Heike Harmgart, ERBD’s Managing Director for the Southern and Eastern Mediterranean (SEMED) region, confirmed that the bank has decided to significantly expand its “Flexible Framework”solidarity package. The package received a €3bn injection of funds, rising from €1bn to €4bn.
She stated that it focuses on financial institutions, small- and medium-sized enterprises (SMEs), tourism and transport companies, agricultural businesses, and medical supplies.
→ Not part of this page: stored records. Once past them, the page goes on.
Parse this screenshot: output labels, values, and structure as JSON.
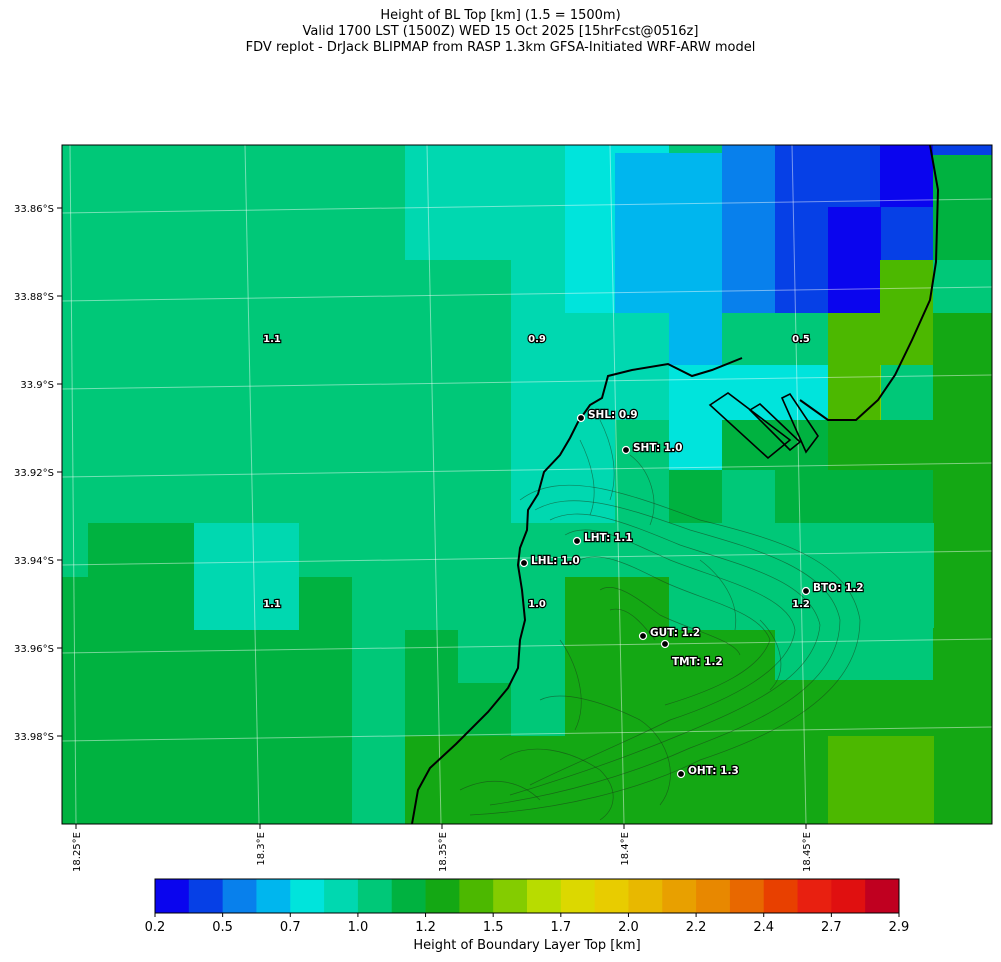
{
  "title": {
    "line1": "Height of BL Top [km] (1.5 = 1500m)",
    "line2": "Valid 1700 LST (1500Z) WED 15 Oct 2025 [15hrFcst@0516z]",
    "line3": "FDV replot - DrJack BLIPMAP from RASP 1.3km GFSA-Initiated WRF-ARW model"
  },
  "map": {
    "lat_ticks": [
      "33.86°S",
      "33.88°S",
      "33.9°S",
      "33.92°S",
      "33.94°S",
      "33.96°S",
      "33.98°S"
    ],
    "lon_ticks": [
      "18.25°E",
      "18.3°E",
      "18.35°E",
      "18.4°E",
      "18.45°E"
    ],
    "grid_labels": [
      "1.1",
      "0.9",
      "0.5",
      "1.1",
      "1.0",
      "1.2"
    ],
    "stations": [
      "SHL: 0.9",
      "SHT: 1.0",
      "LHT: 1.1",
      "LHL: 1.0",
      "BTO: 1.2",
      "GUT: 1.2",
      "TMT: 1.2",
      "OHT: 1.3"
    ]
  },
  "colorbar": {
    "label": "Height of Boundary Layer Top [km]",
    "ticks": [
      "0.2",
      "0.5",
      "0.7",
      "1.0",
      "1.2",
      "1.5",
      "1.7",
      "2.0",
      "2.2",
      "2.4",
      "2.7",
      "2.9"
    ],
    "colors": [
      "#0a05ee",
      "#0640e6",
      "#0880ec",
      "#00b6ee",
      "#00e4dc",
      "#00d8b0",
      "#00c878",
      "#00b240",
      "#14a814",
      "#4cb800",
      "#84cc00",
      "#b8dc00",
      "#dcd800",
      "#e8cc00",
      "#e8b800",
      "#e8a000",
      "#e88800",
      "#e86800",
      "#e84000",
      "#e82010",
      "#e01010",
      "#c00020"
    ]
  }
}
Alfredo Abad, Head of the EIB’s regional office in Cairo, said that the bank’s work supporting the private sector is focused on providing financial liquidity. Although the EIB participates in a number of European countries, it has contributed €500m towards the EBRD’s €20bn fund for countries outside the European Union.
Abad said that his bank is currently supporting nearly 300 SMEs, and is ready to increase credit lines. He added that new lines will be provided through banks, alongside cooperation with the private sector in pharmaceuticals.